Espelho

O noticiário local dos últimos dias foi tomado de assalto pela informação de que um pároco teria sido apreendido por atos obscenos em via pública. A despeito de todo o rol de notícias abjetas que nos rebaixam diariamente, e que informam nossa incapacidade de viver em sociedade, a população voltou seu “olho crítico” para um fato que, se não fosse a posição do apreendido, não teria significado público algum.

O primeiro ponto que se obtém desse fato é nossa mediocridade para nos preocuparmos com o que realmente interessa. Isso porque, em geral, não temos conduta alguma para tomar medidas sobre fatos realmente sérios e que interferem em nossa vida em sociedade. Em outras palavras, usamos fatos vexatórios dos outros, como válvula de escape de nossos problemas diários.

Em segundo lugar, mostramos nossa habilidade para potencializar problemas alheios. E o fazemos com maestria, pois visualizar a fraqueza dos outros nos faz melhores quando nos deparamos com nosso inconsciente. E a certeza de nossas fraquezas e defeitos é momentaneamente superada pela constatação de que as pessoas que – aparentemente – não estariam sujeitas a esses infortúnios são também suscetíveis aos mesmos.

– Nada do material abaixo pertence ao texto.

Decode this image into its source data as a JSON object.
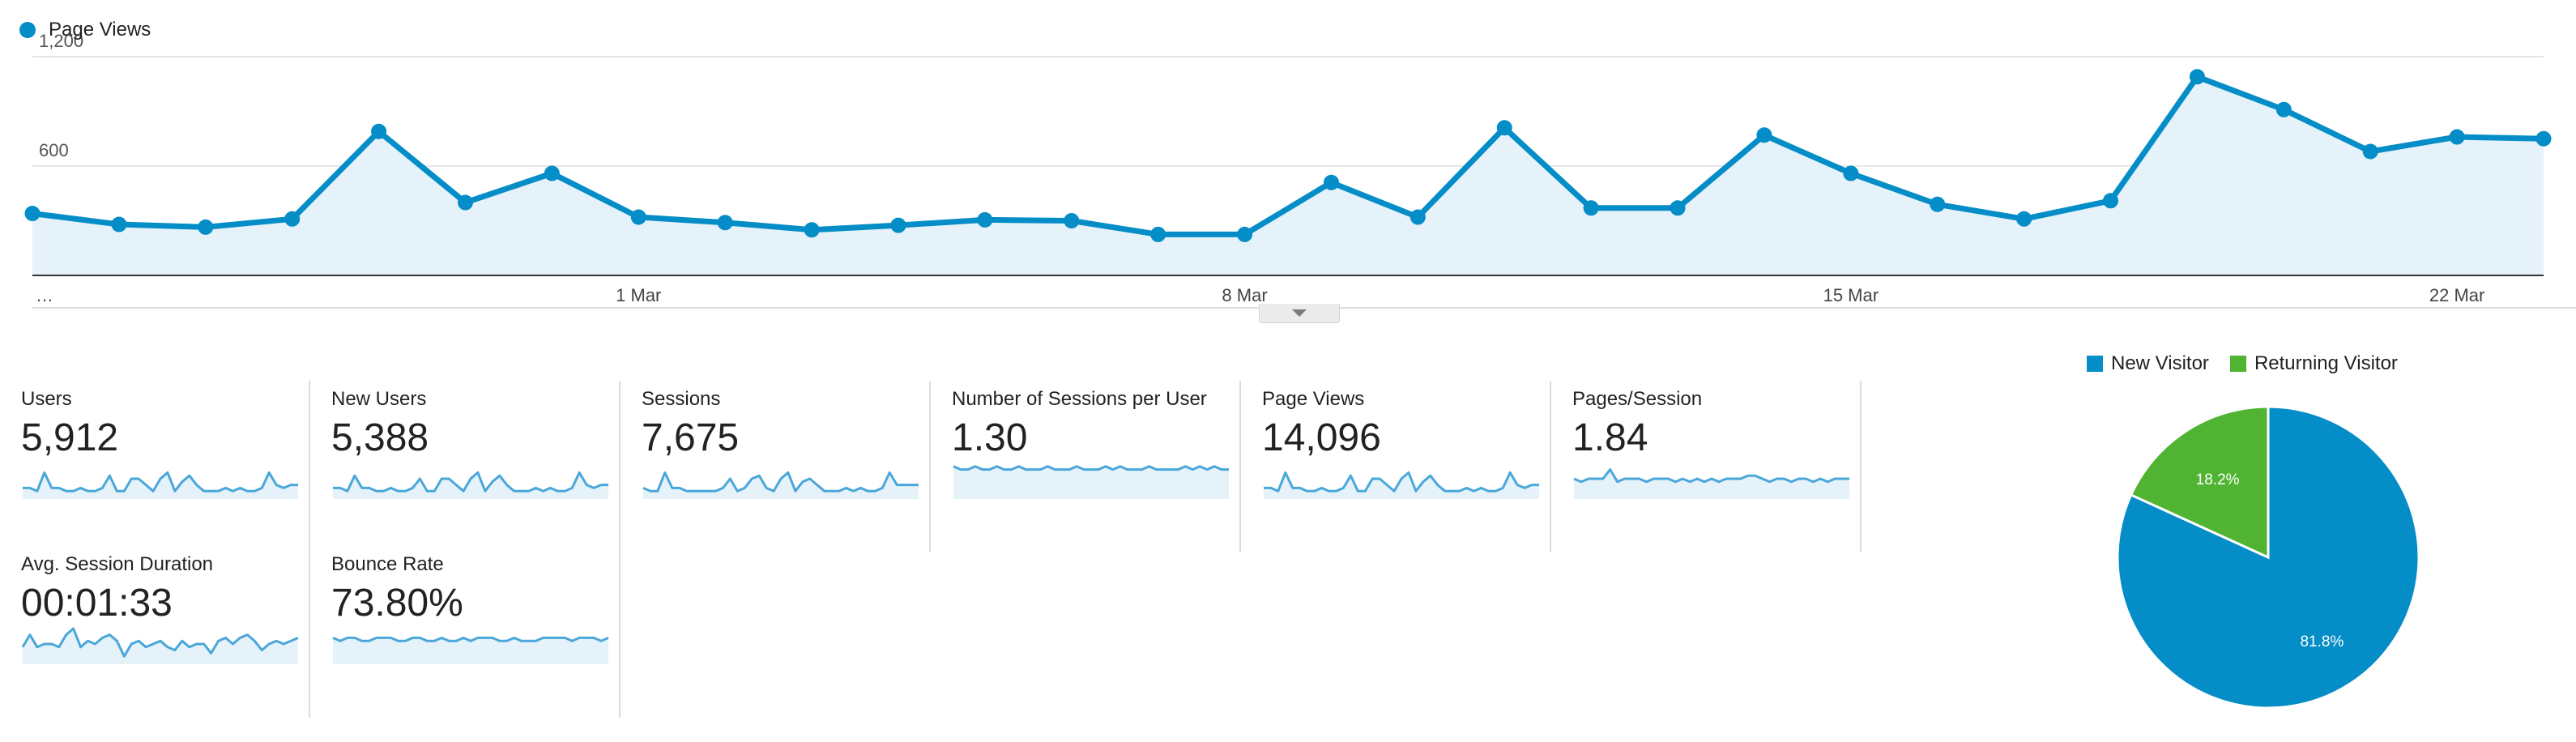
{
  "main_chart": {
    "legend_label": "Page Views",
    "color": "#058dc7",
    "fill_color": "#e6f2fa",
    "y_ticks": [
      "1,200",
      "600"
    ],
    "x_tick_labels": [
      "…",
      "1 Mar",
      "8 Mar",
      "15 Mar",
      "22 Mar"
    ]
  },
  "chart_data": [
    {
      "type": "area",
      "series": [
        {
          "name": "Page Views",
          "values": [
            340,
            280,
            265,
            310,
            790,
            400,
            560,
            320,
            290,
            250,
            275,
            305,
            300,
            225,
            225,
            510,
            320,
            810,
            370,
            370,
            770,
            560,
            390,
            310,
            410,
            1090,
            910,
            680,
            760,
            750
          ]
        }
      ],
      "ylim": [
        0,
        1200
      ],
      "y_ticks": [
        600,
        1200
      ],
      "x_ticks": [
        "1 Mar",
        "8 Mar",
        "15 Mar",
        "22 Mar"
      ],
      "grid": true
    },
    {
      "type": "pie",
      "categories": [
        "New Visitor",
        "Returning Visitor"
      ],
      "values": [
        81.8,
        18.2
      ],
      "labels": [
        "81.8%",
        "18.2%"
      ],
      "colors": [
        "#058dc7",
        "#50b432"
      ]
    }
  ],
  "metrics": [
    {
      "label": "Users",
      "value": "5,912",
      "spark": [
        8,
        8,
        9,
        3,
        8,
        8,
        9,
        9,
        8,
        9,
        9,
        8,
        4,
        9,
        9,
        5,
        5,
        7,
        9,
        5,
        3,
        9,
        6,
        4,
        7,
        9,
        9,
        9,
        8,
        9,
        8,
        9,
        9,
        8,
        3,
        7,
        8,
        7,
        7
      ]
    },
    {
      "label": "New Users",
      "value": "5,388",
      "spark": [
        8,
        8,
        9,
        4,
        8,
        8,
        9,
        9,
        8,
        9,
        9,
        8,
        5,
        9,
        9,
        5,
        5,
        7,
        9,
        5,
        3,
        9,
        6,
        4,
        7,
        9,
        9,
        9,
        8,
        9,
        8,
        9,
        9,
        8,
        3,
        7,
        8,
        7,
        7
      ]
    },
    {
      "label": "Sessions",
      "value": "7,675",
      "spark": [
        8,
        9,
        9,
        3,
        8,
        8,
        9,
        9,
        9,
        9,
        9,
        8,
        5,
        9,
        8,
        5,
        4,
        8,
        9,
        5,
        3,
        9,
        6,
        5,
        7,
        9,
        9,
        9,
        8,
        9,
        8,
        9,
        9,
        8,
        3,
        7,
        7,
        7,
        7
      ]
    },
    {
      "label": "Number of Sessions per User",
      "value": "1.30",
      "spark": [
        1,
        2,
        2,
        1,
        2,
        2,
        1,
        2,
        2,
        1,
        2,
        2,
        2,
        1,
        2,
        2,
        2,
        1,
        2,
        2,
        2,
        1,
        2,
        1,
        2,
        2,
        2,
        1,
        2,
        2,
        2,
        2,
        1,
        2,
        1,
        2,
        1,
        2,
        2
      ]
    },
    {
      "label": "Page Views",
      "value": "14,096",
      "spark": [
        8,
        8,
        9,
        3,
        8,
        8,
        9,
        9,
        8,
        9,
        9,
        8,
        4,
        9,
        9,
        5,
        5,
        7,
        9,
        5,
        3,
        9,
        6,
        4,
        7,
        9,
        9,
        9,
        8,
        9,
        8,
        9,
        9,
        8,
        3,
        7,
        8,
        7,
        7
      ]
    },
    {
      "label": "Pages/Session",
      "value": "1.84",
      "spark": [
        5,
        6,
        5,
        5,
        5,
        2,
        6,
        5,
        5,
        5,
        6,
        5,
        5,
        5,
        6,
        5,
        6,
        5,
        6,
        5,
        6,
        5,
        5,
        5,
        4,
        4,
        5,
        6,
        5,
        5,
        6,
        5,
        5,
        6,
        5,
        6,
        5,
        5,
        5
      ]
    },
    {
      "label": "Avg. Session Duration",
      "value": "00:01:33",
      "spark": [
        6,
        2,
        6,
        5,
        5,
        6,
        2,
        0,
        6,
        4,
        5,
        3,
        2,
        4,
        9,
        5,
        4,
        6,
        5,
        4,
        6,
        7,
        4,
        6,
        5,
        5,
        8,
        4,
        3,
        5,
        3,
        2,
        4,
        7,
        5,
        4,
        5,
        4,
        3
      ]
    },
    {
      "label": "Bounce Rate",
      "value": "73.80%",
      "spark": [
        3,
        4,
        3,
        3,
        4,
        4,
        3,
        3,
        3,
        4,
        4,
        3,
        3,
        4,
        4,
        3,
        4,
        4,
        3,
        4,
        3,
        3,
        3,
        4,
        4,
        3,
        4,
        4,
        4,
        3,
        3,
        3,
        3,
        4,
        3,
        3,
        3,
        4,
        3
      ]
    }
  ],
  "pie": {
    "legend": [
      {
        "label": "New Visitor",
        "color": "#058dc7"
      },
      {
        "label": "Returning Visitor",
        "color": "#50b432"
      }
    ]
  },
  "icons": {
    "collapse": "chevron-down-icon"
  }
}
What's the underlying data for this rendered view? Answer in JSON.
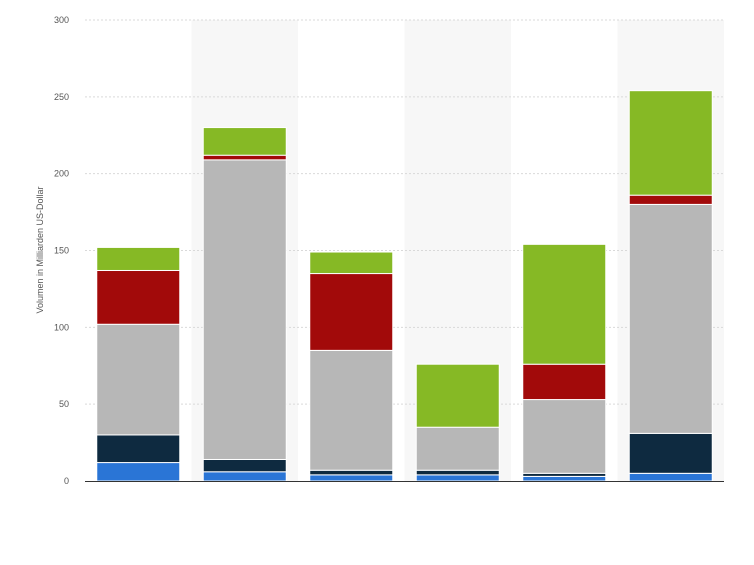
{
  "chart_data": {
    "type": "bar",
    "stacked": true,
    "ylabel": "Volumen in Milliarden US-Dollar",
    "ylim": [
      0,
      300
    ],
    "yticks": [
      0,
      50,
      100,
      150,
      200,
      250,
      300
    ],
    "grid": true,
    "legend": "none",
    "categories": [
      "",
      "",
      "",
      "",
      "",
      ""
    ],
    "series": [
      {
        "color": "#2a75d6",
        "values": [
          12,
          6,
          4,
          4,
          3,
          5
        ]
      },
      {
        "color": "#0e2a40",
        "values": [
          18,
          8,
          3,
          3,
          2,
          26
        ]
      },
      {
        "color": "#b7b7b7",
        "values": [
          72,
          195,
          78,
          28,
          48,
          149
        ]
      },
      {
        "color": "#a20a0a",
        "values": [
          35,
          3,
          50,
          0,
          23,
          6
        ]
      },
      {
        "color": "#86b925",
        "values": [
          15,
          18,
          14,
          41,
          78,
          68
        ]
      }
    ]
  }
}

Machado de Assis, quando escreveu o conto “O Espelho” (1.882), falava no homem como sendo duas metades, duas almas. Uma delas, a interna, “olhava de dentro para fora”, e a externa, que “olha de fora para dentro”, era formada pelos valores exteriorizados – um reflexo da própria pessoa. A quem apenas busca seu reflexo, a parte mais valiosa da vida acaba sendo a “alma externa”. Ferir essa “alma” seria eliminar a própria vida, quando, na verdade, isso não passa de um delírio.

Assim, o que somos fica em segundo plano, frente ao que buscamos “projetar ser”. E a exigência e curiosidade pública não autorizam falhas na alma externa, na imagem projetada para seus espectadores. E esses espectadores, sempre ávidos a julgar, são irremitentes.

Mas Machado não foi o único a se debruçar sobre espelhos. O cineasta russo Andrei Tarkovski, quando dirigiu o filme “O Espelho” (1.974), mostrou que buscamos sempre desconstruir as coisas para podermos compreendê-las. Mas o fazemos cientes que não saberemos remontar. E destruímos, a pretexto de entender.

A desconstrução de um ser humano nunca nos deixará satisfeitos com o resultado. Isso porque, se para o notório Barão de Itararé, o “homem que se vende recebe sempre mais do que vale”, a verdade da realidade humana pode ser explicada por Bobbio, para quem os homens são “possuidores de poucas virtudes adquiridas e de muitos vícios naturais, desarmados diante das tentações da ambição, da riqueza e do poder.”

Mas nossa predisposição para julgar, destruir imagens, nomes ou a história de terceiros é algo inato. Traça-se um divisor de águas e apaga-se todo um histórico de bons propósitos. Nada mais vale. A irrepreensível moral dos espectadores lhes autoriza tecer sínteses de condenação, tudo dentro da inabalável sensação de dever cumprido.

Na verdade, sempre seremos sombras de um Robespierre, e sempre teremos um Dr. Guillotin à nossa disposição. O capítulo 25 do Evangelho de Mateus lembra os reclames do encarcerado que, para Carnelutti, era “essencialmente, um necessitado”. Do ruim para o bom. Fica ao pároco a lembrança das necessidades e desrespeitos aos encarcerados, eternos esquecidos. Aos demais, fica a pergunta: – ainda há duvidas de que houve excessos na “operação”?

No mais, cessem os risos. Fique a cada qual a imagem de seu próprio espelho (se é que a querem enxergar). À Justiça os demais fatos. E a propósito de Mateus, seria oportuno lembrar a eterna trave no próprio olho. Mas Fernando Pessoa vem mais a calhar: “Toda gente que eu conheço e fala comigo / Nuca sofreu um ato ridículo, nunca sofreu enxovalho / Nunca foi senão príncipe – todos eles príncipes – na vida (…) /Então sou só eu que é vil e errôneo nesta terra?”

Por Roberto de Mello Severo

Folha de Londrina – 23 de maio de 2.010.